Ketiga, politik dalam pengertian Rancière adalah sejauh politik dalam semesta antroposentrisme. Politik sejauh ia dipersepsi, politik sejauh memverifikasi kesetaraan. Di luar manusia, tidak ada politik; di titik ini, seluruh aktivitas le politique didasarkan pada logos manusia. Sebenarnya, politik Rancière tetaplah mengandaikan arkheLogos kesadaran antroposentris. Hewan non-manusia tak punya bagian, ia adalah yang-salah sekaligus yang-kalah. Hewan non-manusia tidak masuk hitungan, yang-salah, tapi pada saat yang sama, juga tidak bisa memverifikasi kesetaraan, yang-kalah. Padahal, kita semua tahu, hewan non-manusia mempunyai semesta persepsi—meski dalam kondisi-kondisi yang tidak sama dengan persepsi manusia. Bagaimana Rancière menjawab politik interspesies? Bagaimana mereka yang di luar spesies manusia mampu mempunyai semesta politik? Apakah Rancière menganggap hewan itu di luar subjek politik? Jika Rancière menjawab iya, maka, ia tidak benar-benar bisa lepas dari logika arkhe. Persisnya, teori politik demokrasinya yang berdasar pada perselisihan, tidak ada arkhe, hanya sejauh bersentuhan dengan dimensi manusia. Di luar manusia tidak ada politik, tidak ada perselisihan. Hewan selamanya, pertanyaan saya bagi Rancière, dikutuk berada di luar himpunan le politique?


Daftar Pustaka

Bowman, Paul & Stamp, Richard (2011), Reading Ranciere, London: Continuum.

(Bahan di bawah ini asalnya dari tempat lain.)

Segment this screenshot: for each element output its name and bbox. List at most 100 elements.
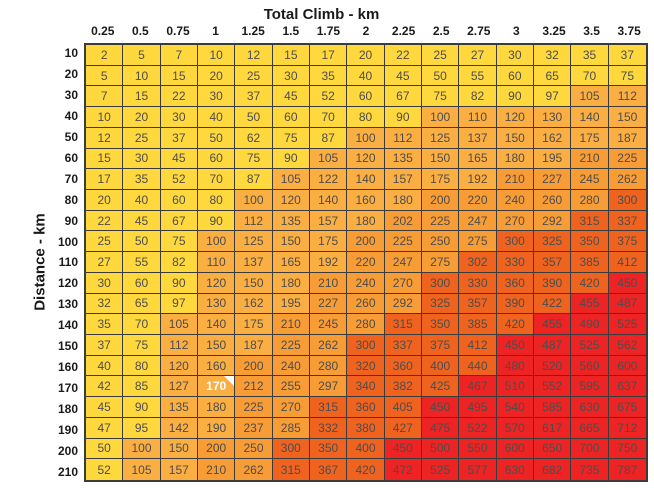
heatmap-cell[interactable]: 270 [272, 397, 310, 418]
heatmap-cell[interactable]: 245 [309, 314, 348, 335]
heatmap-cell[interactable]: 270 [496, 210, 534, 232]
heatmap-cell[interactable]: 210 [571, 148, 609, 170]
heatmap-cell[interactable]: 255 [272, 376, 310, 398]
heatmap-cell[interactable]: 240 [347, 272, 385, 294]
heatmap-cell[interactable]: 285 [272, 417, 310, 439]
heatmap-cell[interactable]: 422 [533, 293, 572, 315]
heatmap-cell[interactable]: 467 [459, 376, 497, 398]
heatmap-cell[interactable]: 450 [608, 272, 646, 294]
heatmap-cell[interactable]: 675 [608, 397, 646, 418]
heatmap-cell[interactable]: 455 [533, 314, 572, 335]
heatmap-cell[interactable]: 142 [160, 417, 198, 439]
heatmap-cell[interactable]: 85 [123, 376, 161, 398]
heatmap-cell[interactable]: 175 [235, 314, 273, 335]
heatmap-cell[interactable]: 27 [459, 45, 497, 66]
heatmap-cell[interactable]: 112 [235, 210, 273, 232]
heatmap-cell[interactable]: 337 [608, 210, 646, 232]
heatmap-cell[interactable]: 682 [533, 459, 572, 480]
heatmap-cell[interactable]: 5 [86, 65, 124, 87]
heatmap-cell[interactable]: 302 [459, 252, 497, 273]
heatmap-cell[interactable]: 112 [608, 86, 646, 108]
heatmap-cell[interactable]: 110 [197, 252, 236, 273]
heatmap-cell[interactable]: 165 [272, 252, 310, 273]
heatmap-cell[interactable]: 90 [272, 148, 310, 170]
heatmap-cell[interactable]: 455 [571, 293, 609, 315]
heatmap-cell[interactable]: 712 [608, 417, 646, 439]
heatmap-cell[interactable]: 412 [459, 334, 497, 356]
heatmap-cell[interactable]: 595 [571, 376, 609, 398]
heatmap-cell[interactable]: 60 [123, 272, 161, 294]
heatmap-cell[interactable]: 262 [235, 459, 273, 480]
heatmap-cell[interactable]: 52 [160, 169, 198, 190]
heatmap-cell[interactable]: 262 [309, 334, 348, 356]
heatmap-cell[interactable]: 275 [421, 252, 460, 273]
heatmap-cell[interactable]: 80 [347, 107, 385, 128]
heatmap-cell[interactable]: 42 [86, 376, 124, 398]
heatmap-cell[interactable]: 97 [160, 293, 198, 315]
heatmap-cell[interactable]: 135 [160, 397, 198, 418]
heatmap-cell[interactable]: 100 [421, 107, 460, 128]
heatmap-cell[interactable]: 105 [160, 314, 198, 335]
heatmap-cell[interactable]: 140 [571, 107, 609, 128]
heatmap-cell[interactable]: 250 [421, 231, 460, 253]
heatmap-cell[interactable]: 150 [496, 127, 534, 149]
heatmap-cell[interactable]: 200 [197, 438, 236, 460]
heatmap-cell[interactable]: 25 [421, 45, 460, 66]
heatmap-cell[interactable]: 340 [347, 376, 385, 398]
heatmap-cell[interactable]: 50 [123, 231, 161, 253]
heatmap-cell[interactable]: 390 [533, 272, 572, 294]
heatmap-cell[interactable]: 12 [235, 45, 273, 66]
heatmap-cell[interactable]: 7 [160, 45, 198, 66]
heatmap-cell[interactable]: 140 [309, 189, 348, 211]
heatmap-cell[interactable]: 15 [86, 148, 124, 170]
heatmap-cell[interactable]: 400 [347, 438, 385, 460]
heatmap-cell[interactable]: 350 [309, 438, 348, 460]
heatmap-cell[interactable]: 357 [459, 293, 497, 315]
heatmap-cell[interactable]: 75 [123, 334, 161, 356]
heatmap-cell[interactable]: 120 [197, 272, 236, 294]
heatmap-cell[interactable]: 75 [272, 127, 310, 149]
heatmap-cell[interactable]: 122 [309, 169, 348, 190]
heatmap-cell[interactable]: 150 [421, 148, 460, 170]
heatmap-cell[interactable]: 337 [384, 334, 422, 356]
heatmap-cell[interactable]: 100 [197, 231, 236, 253]
heatmap-cell[interactable]: 350 [571, 231, 609, 253]
heatmap-cell[interactable]: 315 [309, 397, 348, 418]
heatmap-cell[interactable]: 735 [571, 459, 609, 480]
heatmap-cell[interactable]: 40 [197, 107, 236, 128]
heatmap-cell[interactable]: 562 [608, 334, 646, 356]
heatmap-cell[interactable]: 525 [608, 314, 646, 335]
heatmap-cell[interactable]: 90 [384, 107, 422, 128]
heatmap-cell[interactable]: 30 [160, 107, 198, 128]
heatmap-cell[interactable]: 12 [86, 127, 124, 149]
heatmap-cell[interactable]: 187 [235, 334, 273, 356]
heatmap-cell[interactable]: 15 [272, 45, 310, 66]
heatmap-cell[interactable]: 97 [533, 86, 572, 108]
heatmap-cell[interactable]: 225 [608, 148, 646, 170]
heatmap-cell[interactable]: 17 [309, 45, 348, 66]
heatmap-cell[interactable]: 332 [309, 417, 348, 439]
heatmap-cell[interactable]: 30 [496, 45, 534, 66]
heatmap-cell[interactable]: 150 [235, 272, 273, 294]
heatmap-cell[interactable]: 2 [86, 45, 124, 66]
heatmap-cell[interactable]: 357 [533, 252, 572, 273]
heatmap-cell[interactable]: 292 [533, 210, 572, 232]
heatmap-cell[interactable]: 180 [197, 397, 236, 418]
heatmap-cell[interactable]: 110 [459, 107, 497, 128]
heatmap-cell[interactable]: 40 [347, 65, 385, 87]
heatmap-cell[interactable]: 560 [571, 355, 609, 377]
heatmap-cell[interactable]: 160 [347, 189, 385, 211]
heatmap-cell[interactable]: 50 [421, 65, 460, 87]
heatmap-cell[interactable]: 330 [459, 272, 497, 294]
heatmap-cell[interactable]: 472 [384, 459, 422, 480]
heatmap-cell[interactable]: 280 [309, 355, 348, 377]
heatmap-cell[interactable]: 540 [496, 397, 534, 418]
heatmap-cell[interactable]: 75 [608, 65, 646, 87]
heatmap-cell[interactable]: 37 [160, 127, 198, 149]
heatmap-cell[interactable]: 195 [533, 148, 572, 170]
heatmap-cell[interactable]: 160 [197, 355, 236, 377]
heatmap-cell[interactable]: 375 [608, 231, 646, 253]
heatmap-cell[interactable]: 140 [347, 169, 385, 190]
heatmap-cell[interactable]: 480 [496, 355, 534, 377]
heatmap-cell[interactable]: 55 [459, 65, 497, 87]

Davis, Olivier (2009), Jacques Ranciere, Cambride: Polity Press

Deranty, Jean-Philippe (2010), Jacques Ranciere: Key Concepts, London: Routledge.

Ranciere, Jacques (1999), Disagreement: Politics and Philosophy, tr. by Julie Rose, Minneapolis: University of Minnesota Press.

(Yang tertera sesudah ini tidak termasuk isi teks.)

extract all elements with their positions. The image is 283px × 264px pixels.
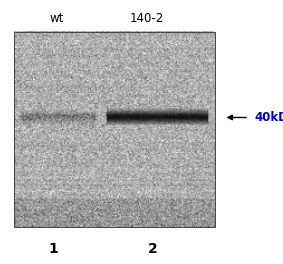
- Bar: [14, 32, 215, 227]
- Text: 1: 1: [49, 242, 59, 257]
- Text: 40kD: 40kD: [255, 111, 283, 124]
- Text: 140-2: 140-2: [130, 12, 164, 25]
- Text: 2: 2: [148, 242, 158, 257]
- Text: wt: wt: [50, 12, 64, 25]
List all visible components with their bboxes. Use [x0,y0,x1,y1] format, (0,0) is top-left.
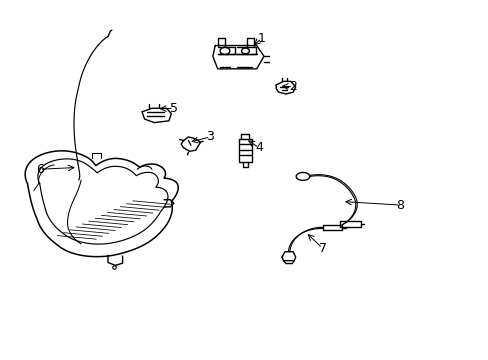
Text: 7: 7 [318,242,326,255]
Text: 3: 3 [206,130,214,144]
Text: 4: 4 [255,141,263,154]
Text: 6: 6 [36,163,43,176]
Text: 5: 5 [169,102,178,115]
Text: 2: 2 [289,80,297,93]
Text: 8: 8 [396,199,404,212]
Text: 1: 1 [257,32,265,45]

Ranciere, Jacques (2004), The Politics of Aesthetics: The Distribution of the Sensible, tr. and introduced by Gabriel Rockhill, with an Afterword by Slavoj Zizek, London: Continuum.

Ranciere, Jacques (2009), Aesthetics and Its Discontents, tr. by Steven Cocoran, Cambridge: Polity.

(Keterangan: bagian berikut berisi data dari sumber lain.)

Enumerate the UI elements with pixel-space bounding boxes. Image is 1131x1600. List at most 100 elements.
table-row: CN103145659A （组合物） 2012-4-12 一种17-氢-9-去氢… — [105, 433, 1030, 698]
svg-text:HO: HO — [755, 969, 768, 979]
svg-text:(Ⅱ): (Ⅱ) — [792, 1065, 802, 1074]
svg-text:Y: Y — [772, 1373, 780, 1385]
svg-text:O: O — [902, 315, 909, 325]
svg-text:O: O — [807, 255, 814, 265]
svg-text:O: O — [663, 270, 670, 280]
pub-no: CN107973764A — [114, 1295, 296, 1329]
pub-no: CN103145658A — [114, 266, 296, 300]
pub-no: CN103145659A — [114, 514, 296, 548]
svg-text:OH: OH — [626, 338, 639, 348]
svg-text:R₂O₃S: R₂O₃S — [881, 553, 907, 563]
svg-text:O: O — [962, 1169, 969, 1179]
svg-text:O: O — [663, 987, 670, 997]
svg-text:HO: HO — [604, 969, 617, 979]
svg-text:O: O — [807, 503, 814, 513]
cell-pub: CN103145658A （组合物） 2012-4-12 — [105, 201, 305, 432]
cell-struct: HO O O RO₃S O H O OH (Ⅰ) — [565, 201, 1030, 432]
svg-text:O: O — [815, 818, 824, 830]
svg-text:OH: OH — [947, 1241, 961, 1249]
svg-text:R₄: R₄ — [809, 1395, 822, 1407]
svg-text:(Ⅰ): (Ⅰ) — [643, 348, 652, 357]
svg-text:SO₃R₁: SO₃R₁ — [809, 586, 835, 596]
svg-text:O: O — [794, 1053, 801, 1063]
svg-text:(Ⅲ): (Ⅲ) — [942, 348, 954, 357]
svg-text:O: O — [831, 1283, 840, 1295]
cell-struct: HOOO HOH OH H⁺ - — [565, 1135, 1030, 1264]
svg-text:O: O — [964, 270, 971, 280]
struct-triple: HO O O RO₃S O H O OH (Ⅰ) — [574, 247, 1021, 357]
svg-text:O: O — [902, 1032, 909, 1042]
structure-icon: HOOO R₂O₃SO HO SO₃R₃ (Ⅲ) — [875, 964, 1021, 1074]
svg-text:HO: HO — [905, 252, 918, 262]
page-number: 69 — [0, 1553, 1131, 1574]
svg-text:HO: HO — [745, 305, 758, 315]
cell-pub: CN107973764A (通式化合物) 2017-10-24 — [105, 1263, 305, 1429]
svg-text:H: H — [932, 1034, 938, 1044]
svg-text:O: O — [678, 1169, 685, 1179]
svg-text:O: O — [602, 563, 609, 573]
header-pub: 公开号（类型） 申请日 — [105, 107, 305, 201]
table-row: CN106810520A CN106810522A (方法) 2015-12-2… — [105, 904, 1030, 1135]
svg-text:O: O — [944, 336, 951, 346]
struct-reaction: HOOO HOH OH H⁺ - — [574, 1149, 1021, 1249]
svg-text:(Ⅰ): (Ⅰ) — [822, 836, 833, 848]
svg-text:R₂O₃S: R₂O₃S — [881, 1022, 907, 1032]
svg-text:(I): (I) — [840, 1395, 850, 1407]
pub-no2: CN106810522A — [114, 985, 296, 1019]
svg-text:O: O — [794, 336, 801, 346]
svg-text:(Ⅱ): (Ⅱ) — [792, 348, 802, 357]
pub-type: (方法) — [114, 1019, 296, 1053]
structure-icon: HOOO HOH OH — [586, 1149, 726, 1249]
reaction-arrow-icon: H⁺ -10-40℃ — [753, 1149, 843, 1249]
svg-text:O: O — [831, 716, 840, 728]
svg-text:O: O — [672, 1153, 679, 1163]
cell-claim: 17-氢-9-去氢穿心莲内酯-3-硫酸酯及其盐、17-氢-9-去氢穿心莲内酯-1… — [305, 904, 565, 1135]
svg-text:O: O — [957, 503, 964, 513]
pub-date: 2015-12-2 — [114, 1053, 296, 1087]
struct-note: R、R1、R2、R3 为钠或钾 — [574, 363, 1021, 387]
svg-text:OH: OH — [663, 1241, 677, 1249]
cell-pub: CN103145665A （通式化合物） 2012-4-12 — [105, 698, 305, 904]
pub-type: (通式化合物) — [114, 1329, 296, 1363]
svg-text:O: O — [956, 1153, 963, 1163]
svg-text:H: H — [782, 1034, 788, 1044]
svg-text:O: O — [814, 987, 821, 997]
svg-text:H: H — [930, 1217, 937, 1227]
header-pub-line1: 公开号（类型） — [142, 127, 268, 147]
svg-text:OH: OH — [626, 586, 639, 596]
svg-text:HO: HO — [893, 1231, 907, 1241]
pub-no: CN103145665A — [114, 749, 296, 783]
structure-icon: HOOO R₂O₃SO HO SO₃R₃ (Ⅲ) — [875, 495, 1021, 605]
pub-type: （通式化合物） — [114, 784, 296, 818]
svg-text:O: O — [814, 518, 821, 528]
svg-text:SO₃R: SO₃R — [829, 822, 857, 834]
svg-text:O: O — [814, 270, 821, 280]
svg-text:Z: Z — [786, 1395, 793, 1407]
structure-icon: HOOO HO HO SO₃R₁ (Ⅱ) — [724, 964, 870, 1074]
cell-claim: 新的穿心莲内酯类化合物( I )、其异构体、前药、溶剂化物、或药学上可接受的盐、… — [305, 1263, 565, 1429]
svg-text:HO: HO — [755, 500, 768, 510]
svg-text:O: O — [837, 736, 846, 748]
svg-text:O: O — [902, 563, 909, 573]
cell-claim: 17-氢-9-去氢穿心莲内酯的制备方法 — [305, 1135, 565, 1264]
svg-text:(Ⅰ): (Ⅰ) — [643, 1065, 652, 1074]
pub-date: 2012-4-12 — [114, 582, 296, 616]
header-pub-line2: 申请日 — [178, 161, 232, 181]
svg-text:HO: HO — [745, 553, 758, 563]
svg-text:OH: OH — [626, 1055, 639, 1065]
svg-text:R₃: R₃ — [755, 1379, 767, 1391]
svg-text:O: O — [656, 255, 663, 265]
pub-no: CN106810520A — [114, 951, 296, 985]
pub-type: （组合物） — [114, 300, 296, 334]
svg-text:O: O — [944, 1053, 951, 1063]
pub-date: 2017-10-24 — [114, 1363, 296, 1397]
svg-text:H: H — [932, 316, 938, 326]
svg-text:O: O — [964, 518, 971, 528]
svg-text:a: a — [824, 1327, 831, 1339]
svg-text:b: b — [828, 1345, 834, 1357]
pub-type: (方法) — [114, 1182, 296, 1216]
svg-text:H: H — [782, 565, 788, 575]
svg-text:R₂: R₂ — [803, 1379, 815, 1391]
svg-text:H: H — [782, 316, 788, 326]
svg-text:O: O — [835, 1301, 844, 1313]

Ranciere, Jacques (2009), Dissensus: On Politics and Aesthetics, ed. by Steven Cocoran, London: Continuum.

Ranciere, Jacques (2023), Sepuluh Tesis tentang Politik, trj. Muhammad Al-Fayyadl, Monograf.

Trott, Adriel (2012), Ranciere and Aristotle: Parapolitics, Part-y Politics, dan the Institution of Perceptual Politics, dalam The Journal of Speculative Philosophy, Vol. 26, No. 04, pp. 627-646, http://www.jstor.org/stable/10.5325/jspecphil.26.4.0627.

Wibowo, Setyo (2020), Menjaga Girah Emansipasi: GM Membaca Politik dan Seni Jacques Ranciere, dalam Membaca Goenawan Mohamad, Jakarta: Kepustakaan Populer Gramedia.